A book written to instruct in the creation of decoration, as one might find on wallpaper or cloth fabric, this work’s material is well-presented and extensively illustrated. There is some fiddlyness, in the electronic format, that results from the figures and corresponding discussion being so often on different pages. And, the author’s use of language does tend to be quite formal and somewhat archaic. Reading it from outside the author’s field, on a different continent, in a different era, several times it became necessary to look up a word so as to ensure understanding. But none of this marred the experience provided by this book. Reading it as a non-specialist, it was an entirely approachable and pleasant read.
Quotes
On Anarchy
“It is as though the artist said in the lines of his design:
I claim my freedom, but I have due respect for law and order.
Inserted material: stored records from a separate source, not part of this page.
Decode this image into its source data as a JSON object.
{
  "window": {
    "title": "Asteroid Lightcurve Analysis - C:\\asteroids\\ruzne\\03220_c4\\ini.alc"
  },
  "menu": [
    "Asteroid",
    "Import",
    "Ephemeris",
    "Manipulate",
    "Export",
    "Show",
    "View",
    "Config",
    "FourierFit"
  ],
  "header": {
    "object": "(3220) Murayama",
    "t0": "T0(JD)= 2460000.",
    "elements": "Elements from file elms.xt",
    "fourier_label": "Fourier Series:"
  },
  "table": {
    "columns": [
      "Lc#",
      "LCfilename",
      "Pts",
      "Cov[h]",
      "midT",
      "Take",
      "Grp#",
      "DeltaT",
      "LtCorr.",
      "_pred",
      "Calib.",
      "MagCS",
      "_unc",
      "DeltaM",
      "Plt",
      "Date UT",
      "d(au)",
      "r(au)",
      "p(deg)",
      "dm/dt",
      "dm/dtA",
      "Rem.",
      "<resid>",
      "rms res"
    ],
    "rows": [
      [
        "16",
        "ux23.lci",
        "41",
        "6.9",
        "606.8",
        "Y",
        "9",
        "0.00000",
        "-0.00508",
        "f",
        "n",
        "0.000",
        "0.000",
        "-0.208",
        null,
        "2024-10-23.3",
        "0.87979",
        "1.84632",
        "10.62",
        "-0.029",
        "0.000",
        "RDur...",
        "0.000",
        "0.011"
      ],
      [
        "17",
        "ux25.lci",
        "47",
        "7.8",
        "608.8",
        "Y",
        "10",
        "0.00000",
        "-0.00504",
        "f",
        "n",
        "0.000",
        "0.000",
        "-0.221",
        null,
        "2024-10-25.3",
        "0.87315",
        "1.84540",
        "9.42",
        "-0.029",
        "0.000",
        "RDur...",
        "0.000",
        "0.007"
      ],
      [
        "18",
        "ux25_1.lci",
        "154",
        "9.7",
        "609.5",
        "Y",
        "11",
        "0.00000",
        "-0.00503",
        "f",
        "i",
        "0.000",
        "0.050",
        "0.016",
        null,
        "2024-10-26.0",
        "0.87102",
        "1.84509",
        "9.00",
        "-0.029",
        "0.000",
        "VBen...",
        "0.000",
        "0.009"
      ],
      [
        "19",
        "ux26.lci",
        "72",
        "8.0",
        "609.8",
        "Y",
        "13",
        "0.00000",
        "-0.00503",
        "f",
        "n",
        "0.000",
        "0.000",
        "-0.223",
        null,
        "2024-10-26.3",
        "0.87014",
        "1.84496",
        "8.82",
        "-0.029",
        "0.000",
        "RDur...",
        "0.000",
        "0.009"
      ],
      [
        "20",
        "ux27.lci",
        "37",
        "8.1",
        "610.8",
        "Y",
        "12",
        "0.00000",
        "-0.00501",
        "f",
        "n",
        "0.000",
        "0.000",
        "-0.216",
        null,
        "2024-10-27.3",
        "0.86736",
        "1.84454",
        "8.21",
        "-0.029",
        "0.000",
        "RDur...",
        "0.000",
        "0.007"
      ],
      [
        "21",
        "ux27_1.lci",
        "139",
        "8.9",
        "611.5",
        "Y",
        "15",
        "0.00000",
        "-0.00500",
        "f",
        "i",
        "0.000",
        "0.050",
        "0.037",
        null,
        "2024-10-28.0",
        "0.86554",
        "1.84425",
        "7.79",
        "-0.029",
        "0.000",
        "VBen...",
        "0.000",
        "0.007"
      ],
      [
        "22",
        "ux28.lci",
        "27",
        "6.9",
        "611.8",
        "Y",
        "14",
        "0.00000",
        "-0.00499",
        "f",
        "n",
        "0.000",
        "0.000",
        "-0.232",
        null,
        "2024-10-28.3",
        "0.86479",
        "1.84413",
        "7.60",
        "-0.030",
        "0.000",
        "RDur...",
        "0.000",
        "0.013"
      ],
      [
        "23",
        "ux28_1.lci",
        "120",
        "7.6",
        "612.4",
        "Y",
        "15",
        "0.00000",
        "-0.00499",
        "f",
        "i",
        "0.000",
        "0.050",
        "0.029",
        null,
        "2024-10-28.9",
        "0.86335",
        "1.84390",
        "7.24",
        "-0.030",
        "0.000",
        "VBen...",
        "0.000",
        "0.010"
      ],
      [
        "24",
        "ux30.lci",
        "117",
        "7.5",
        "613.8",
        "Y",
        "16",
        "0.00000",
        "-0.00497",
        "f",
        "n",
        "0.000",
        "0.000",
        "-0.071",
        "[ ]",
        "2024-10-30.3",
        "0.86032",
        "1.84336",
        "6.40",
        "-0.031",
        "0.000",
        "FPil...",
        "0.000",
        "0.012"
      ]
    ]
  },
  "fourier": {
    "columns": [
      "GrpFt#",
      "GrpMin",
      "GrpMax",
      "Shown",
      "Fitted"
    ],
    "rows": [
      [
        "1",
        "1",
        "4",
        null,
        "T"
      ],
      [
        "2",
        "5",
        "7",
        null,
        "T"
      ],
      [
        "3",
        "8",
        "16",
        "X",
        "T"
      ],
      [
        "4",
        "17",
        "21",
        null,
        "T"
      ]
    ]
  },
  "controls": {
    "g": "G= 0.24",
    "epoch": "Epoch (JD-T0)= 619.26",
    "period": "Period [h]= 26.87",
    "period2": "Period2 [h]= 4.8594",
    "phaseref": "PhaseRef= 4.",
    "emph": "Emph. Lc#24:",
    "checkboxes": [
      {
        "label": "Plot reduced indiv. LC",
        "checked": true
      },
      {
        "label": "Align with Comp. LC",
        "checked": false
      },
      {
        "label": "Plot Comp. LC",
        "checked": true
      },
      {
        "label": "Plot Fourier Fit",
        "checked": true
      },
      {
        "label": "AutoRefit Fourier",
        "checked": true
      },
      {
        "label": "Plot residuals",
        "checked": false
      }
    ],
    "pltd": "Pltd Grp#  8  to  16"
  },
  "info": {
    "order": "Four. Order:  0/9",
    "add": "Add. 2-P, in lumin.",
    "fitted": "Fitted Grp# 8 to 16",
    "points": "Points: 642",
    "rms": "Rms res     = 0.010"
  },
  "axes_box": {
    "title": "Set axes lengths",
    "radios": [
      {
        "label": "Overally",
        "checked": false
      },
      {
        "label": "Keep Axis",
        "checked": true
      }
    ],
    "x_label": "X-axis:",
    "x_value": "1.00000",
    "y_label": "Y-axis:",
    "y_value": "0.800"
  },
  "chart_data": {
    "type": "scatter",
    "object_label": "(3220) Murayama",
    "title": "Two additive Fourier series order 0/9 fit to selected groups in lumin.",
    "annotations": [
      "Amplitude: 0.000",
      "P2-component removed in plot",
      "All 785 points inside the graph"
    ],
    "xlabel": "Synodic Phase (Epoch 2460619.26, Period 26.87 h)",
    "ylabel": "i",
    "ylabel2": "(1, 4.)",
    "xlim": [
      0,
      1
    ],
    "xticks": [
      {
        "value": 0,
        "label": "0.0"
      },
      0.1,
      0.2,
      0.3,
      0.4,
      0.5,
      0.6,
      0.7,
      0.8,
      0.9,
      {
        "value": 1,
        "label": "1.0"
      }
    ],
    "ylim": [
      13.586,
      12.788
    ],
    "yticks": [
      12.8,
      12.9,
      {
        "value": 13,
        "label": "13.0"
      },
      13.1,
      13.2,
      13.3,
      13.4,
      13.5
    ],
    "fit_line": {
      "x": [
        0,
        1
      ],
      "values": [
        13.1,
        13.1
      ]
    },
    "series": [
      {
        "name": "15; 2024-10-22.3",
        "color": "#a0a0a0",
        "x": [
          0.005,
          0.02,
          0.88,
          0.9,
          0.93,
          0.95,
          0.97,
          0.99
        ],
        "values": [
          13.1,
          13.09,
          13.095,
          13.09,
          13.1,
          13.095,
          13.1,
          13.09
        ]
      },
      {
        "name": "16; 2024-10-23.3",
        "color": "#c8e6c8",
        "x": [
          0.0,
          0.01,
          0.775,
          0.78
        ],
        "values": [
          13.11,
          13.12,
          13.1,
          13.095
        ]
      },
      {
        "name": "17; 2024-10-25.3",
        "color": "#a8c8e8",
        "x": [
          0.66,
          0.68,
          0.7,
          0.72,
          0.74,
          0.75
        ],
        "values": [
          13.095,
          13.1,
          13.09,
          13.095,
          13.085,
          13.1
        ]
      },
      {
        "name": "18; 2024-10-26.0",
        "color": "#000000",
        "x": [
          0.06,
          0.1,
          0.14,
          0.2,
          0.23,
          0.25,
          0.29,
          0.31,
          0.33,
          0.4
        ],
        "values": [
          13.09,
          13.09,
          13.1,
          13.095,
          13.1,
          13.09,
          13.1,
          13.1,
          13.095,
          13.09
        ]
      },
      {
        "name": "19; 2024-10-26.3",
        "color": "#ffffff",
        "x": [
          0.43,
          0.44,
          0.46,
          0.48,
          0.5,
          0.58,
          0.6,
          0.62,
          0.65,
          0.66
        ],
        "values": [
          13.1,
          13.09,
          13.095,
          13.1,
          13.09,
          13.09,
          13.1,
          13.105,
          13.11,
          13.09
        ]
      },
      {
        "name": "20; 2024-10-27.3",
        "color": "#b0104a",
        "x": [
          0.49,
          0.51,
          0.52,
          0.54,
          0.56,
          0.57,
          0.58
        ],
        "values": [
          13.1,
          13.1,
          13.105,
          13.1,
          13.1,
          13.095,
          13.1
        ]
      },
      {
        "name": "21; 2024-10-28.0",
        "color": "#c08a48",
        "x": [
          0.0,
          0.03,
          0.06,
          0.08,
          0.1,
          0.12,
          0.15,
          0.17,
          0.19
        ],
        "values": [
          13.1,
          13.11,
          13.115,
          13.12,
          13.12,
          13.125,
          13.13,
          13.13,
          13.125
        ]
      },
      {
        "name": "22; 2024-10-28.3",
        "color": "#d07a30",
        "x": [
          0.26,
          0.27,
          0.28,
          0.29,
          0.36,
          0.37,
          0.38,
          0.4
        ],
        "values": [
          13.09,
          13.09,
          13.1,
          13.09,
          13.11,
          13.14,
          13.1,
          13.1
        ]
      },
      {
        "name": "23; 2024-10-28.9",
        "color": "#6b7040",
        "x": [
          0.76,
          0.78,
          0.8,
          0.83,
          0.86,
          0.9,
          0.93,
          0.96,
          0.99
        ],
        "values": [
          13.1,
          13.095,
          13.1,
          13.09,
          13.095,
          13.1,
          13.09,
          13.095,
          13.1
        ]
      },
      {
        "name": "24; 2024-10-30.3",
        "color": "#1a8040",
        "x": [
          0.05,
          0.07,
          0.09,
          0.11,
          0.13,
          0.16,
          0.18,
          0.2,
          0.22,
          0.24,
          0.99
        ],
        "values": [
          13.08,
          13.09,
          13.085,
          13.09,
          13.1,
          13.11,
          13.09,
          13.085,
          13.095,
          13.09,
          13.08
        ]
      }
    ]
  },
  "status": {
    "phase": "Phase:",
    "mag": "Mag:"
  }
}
And we like him the better for it. …
We live in days when it is as well to be on our guard against a spirit of anarchy,
which takes at times possession of us, inciting us to repudiate not merely outworn laws —
the best of laws wear out in time — but the very need of any law at all. …
The reign of anarchy would surely bring with it the ruin of design —
the very existence of which is bound up with order.”
— Pattern Design,
Design p-248, Lewis Foreman Day (1903)
On Creativity
“What we think we imagine we more than half remember.
Our wildest imagination is only a reflection of something which existed outside of us,
in some sort a distorted image of it;
and the personal accent,
which comes of the mind's mirror not having a flat surface,
counts, according to the quality of the individual mind,
for or against the version (or perversion) of the fact which we call imagination.”